M.,
Reading your post, I started thinking Super Nanny to the rescue! She has two bed time techniques that might be helpful for you.
1) Back to bed:
* The first time he gets up, remind him that it’s bedtime, lead him back to bed, give him a kiss and a cuddle, and leave the bedroom.
* The second time, do the same but use a firmer voice and make the kiss and cuddle brief.
* The third and any subsequent times, say nothing at all as you lead him back to bed, tuck him in, and leave the room. This is the hard part, and it’s very tempting to give a cuddle. Remember that a gentle, consistent approach will convince your child that you’re there for him, but that you insist he sleep in his own bed.
2) For clingy kids:
* Follow a calming bedtime routine.
* Once you’ve put the little one to bed, don’t sit or lie down beside them. Sit on the floor instead, keeping your head down so they can see your profile but not your eyes, turn the light off and say “now it’s time to be quiet and go to sleep”.
* If your child carries on chatting to you, insist that “it’s sleep time now” in a gentle but firm voice and don’t get drawn into a discussion.

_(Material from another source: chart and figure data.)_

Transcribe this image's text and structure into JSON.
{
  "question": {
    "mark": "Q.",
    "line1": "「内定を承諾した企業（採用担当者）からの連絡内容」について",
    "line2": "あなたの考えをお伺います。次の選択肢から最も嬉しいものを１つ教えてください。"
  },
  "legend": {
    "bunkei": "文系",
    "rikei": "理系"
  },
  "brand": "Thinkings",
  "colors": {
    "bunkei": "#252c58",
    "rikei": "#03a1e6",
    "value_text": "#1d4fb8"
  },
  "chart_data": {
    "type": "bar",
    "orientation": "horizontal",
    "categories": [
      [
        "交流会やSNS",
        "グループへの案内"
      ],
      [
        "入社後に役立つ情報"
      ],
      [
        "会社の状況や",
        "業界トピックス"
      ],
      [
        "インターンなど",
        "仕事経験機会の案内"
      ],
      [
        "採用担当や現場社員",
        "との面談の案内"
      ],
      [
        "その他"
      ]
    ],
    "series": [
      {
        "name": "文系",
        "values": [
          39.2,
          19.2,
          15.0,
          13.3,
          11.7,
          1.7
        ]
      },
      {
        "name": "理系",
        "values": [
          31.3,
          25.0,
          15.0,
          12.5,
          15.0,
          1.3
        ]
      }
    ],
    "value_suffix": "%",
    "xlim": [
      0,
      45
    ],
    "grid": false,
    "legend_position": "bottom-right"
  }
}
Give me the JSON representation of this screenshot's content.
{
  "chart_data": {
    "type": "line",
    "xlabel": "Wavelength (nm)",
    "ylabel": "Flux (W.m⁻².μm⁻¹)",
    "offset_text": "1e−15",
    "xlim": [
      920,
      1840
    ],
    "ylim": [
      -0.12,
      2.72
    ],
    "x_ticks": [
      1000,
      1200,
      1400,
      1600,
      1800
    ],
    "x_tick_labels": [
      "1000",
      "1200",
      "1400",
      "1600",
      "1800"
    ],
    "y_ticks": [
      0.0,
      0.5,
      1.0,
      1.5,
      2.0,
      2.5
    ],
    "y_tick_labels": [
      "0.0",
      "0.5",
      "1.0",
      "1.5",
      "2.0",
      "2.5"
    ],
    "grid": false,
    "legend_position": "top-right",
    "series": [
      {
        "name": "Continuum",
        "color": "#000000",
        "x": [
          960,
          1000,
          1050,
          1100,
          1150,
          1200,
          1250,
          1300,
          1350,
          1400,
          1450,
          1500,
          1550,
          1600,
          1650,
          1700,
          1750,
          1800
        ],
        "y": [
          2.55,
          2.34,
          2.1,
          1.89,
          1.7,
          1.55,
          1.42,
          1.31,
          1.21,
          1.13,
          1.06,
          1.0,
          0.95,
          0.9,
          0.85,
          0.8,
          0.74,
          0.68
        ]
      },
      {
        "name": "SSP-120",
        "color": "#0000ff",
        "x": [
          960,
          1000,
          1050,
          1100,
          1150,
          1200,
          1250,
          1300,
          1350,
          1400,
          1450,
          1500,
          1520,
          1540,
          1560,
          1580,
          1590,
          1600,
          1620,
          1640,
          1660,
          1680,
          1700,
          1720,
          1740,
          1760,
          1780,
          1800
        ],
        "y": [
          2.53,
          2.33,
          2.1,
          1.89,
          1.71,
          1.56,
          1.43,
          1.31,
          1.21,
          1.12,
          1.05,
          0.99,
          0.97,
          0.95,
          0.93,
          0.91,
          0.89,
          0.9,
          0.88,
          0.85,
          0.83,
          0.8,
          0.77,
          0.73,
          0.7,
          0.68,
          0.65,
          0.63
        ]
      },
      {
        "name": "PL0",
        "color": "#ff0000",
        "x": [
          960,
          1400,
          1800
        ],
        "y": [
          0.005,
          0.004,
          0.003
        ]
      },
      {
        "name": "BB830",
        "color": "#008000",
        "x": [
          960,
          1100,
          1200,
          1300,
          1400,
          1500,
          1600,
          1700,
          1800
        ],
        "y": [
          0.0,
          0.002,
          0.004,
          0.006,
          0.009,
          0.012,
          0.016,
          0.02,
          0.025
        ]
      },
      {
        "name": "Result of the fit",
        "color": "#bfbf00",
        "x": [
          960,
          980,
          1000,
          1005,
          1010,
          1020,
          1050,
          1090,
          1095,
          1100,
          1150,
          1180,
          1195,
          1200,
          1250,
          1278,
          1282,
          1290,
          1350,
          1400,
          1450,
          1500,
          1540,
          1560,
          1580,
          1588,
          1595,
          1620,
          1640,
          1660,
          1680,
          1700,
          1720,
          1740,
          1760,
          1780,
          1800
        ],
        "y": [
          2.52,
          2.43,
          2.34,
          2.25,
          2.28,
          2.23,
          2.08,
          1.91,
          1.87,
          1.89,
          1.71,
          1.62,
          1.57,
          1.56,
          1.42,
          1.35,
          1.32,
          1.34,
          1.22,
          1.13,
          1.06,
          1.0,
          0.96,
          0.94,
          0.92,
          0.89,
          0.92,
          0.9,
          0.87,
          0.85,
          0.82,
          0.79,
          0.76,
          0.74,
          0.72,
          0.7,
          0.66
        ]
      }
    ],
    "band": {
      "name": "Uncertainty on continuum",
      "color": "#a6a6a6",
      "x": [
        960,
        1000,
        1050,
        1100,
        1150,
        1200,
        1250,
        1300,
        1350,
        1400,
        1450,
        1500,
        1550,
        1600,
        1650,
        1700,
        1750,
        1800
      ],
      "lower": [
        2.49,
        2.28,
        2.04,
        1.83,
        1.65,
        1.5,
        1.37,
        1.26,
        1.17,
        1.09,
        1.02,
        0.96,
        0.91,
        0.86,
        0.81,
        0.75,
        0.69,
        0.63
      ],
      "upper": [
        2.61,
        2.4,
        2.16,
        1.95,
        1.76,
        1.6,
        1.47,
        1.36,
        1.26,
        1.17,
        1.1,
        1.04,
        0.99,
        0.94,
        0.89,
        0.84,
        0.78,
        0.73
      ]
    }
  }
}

* If they get out of bed, put them back with a kiss and a cuddle the first time, just a kiss the second time, then with minimal physical contact after that. This part can be really hard, especially as the nights go on, but consistency and a kind tone will help your child feel secure in their bed without the anxiety of being left alone.
* Little by little, move further away from the bed each night.
* Eventually, you’ll be sitting with the door open, and finally you can say goodnight and go downstairs.